[October 2017] TAG conveys dangers of distracted driving

Maya Brodows ’20

On Saturday, Oct. 21, 2017, The Teen Awareness Group (TAG) attempted to make a life-long impact on Staples students. The organization hosted its annual distracted driving presentation on the Staples football field.

Students, Westport police and other members of the community came together at the event to participate in a variety of activities. Participants wore alcohol impairment simulation goggles (a.k.a. “drunk goggles,” which impair sight to simulate what it might feel like to be drunk) while attempting to perform a handful of tasks such as catching tennis balls and driving a golf cart around cones.

“The main goal of the event is to help students realize the harmful effects of drunk driving and how they are uncontrollable by any person no matter how old or ‘experienced’ they may be,” Mia Kobylinski ’19, a member of TAG, said.
Another key aspect of the event is getting to know local policemen in a casual situation.

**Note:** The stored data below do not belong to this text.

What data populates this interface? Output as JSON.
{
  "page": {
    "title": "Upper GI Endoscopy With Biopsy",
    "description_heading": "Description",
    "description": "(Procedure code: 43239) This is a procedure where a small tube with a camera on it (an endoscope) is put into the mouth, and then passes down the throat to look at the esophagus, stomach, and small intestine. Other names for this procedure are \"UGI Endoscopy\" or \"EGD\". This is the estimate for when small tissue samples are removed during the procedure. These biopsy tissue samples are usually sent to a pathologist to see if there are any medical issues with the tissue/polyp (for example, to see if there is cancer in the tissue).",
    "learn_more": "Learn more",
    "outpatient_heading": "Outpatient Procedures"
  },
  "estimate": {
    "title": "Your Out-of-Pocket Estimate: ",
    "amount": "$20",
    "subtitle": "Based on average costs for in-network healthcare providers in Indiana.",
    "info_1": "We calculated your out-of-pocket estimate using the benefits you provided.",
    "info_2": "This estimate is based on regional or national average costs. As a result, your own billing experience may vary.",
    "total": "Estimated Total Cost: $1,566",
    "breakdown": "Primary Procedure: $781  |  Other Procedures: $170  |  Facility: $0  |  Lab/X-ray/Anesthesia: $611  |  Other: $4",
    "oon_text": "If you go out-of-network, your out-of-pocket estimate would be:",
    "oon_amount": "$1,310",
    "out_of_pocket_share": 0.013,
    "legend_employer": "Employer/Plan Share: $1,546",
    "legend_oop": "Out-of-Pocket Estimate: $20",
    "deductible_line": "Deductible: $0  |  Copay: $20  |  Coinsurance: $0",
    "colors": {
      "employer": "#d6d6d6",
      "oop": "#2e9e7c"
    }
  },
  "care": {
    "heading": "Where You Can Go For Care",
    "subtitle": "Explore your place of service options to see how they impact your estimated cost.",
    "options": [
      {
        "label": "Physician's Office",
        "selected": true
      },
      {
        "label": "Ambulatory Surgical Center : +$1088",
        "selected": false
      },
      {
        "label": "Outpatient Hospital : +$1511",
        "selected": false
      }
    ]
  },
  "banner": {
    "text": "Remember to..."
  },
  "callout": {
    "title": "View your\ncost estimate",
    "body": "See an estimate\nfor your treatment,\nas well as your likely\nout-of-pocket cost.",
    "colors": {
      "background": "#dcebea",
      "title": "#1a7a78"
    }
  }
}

“Most participants, kids and officers, leave the event feeling like they have gotten to know each other, which builds community and understanding between both parties,” Elaine Daignault, the co-advisor to TAG and the Director of Human Services for Westport, said.

Alcohol-related car crashes accounted for 10,265 deaths in 2015. Although this number is decreasing, TAG hopes to spread awareness of the issue to prevent numbers from going back up.
“We have reached out to different groups in the school and community to involve more types of people and students, expanding our audience and reaching more people than ever before,” Kobylinski said.

The event emphasized how dangerous distracted driving is not only for the driver, but for anyone else on the road as well.
“It’s important to teach students these lessons because a lot of people have the mindset of ‘this won’t happen to me.’ But if they hear a scary enough story or see how dangerous it is, then they will stop,” Taylor Rochlin ’18, a member of TAG, said.

Jake Glickman ’20 said he never could imagine what driving intoxicated would be like until he tried on a pair of drunk goggles in an eighth grade health class.

“I couldn’t catch a ball, so I can only imagine what driving would be like,” Glickman said.

Glickman’s realization is exactly why TAG’s distracted driving event is an annual occurrence: to remind people of the dangers of distracted driving.

“One bad decision affects not only your life, but other innocent people as well,” Ali Green ’20, a member of TAG, said. “TAG hopes to prevent students from making that one fatal mistake.”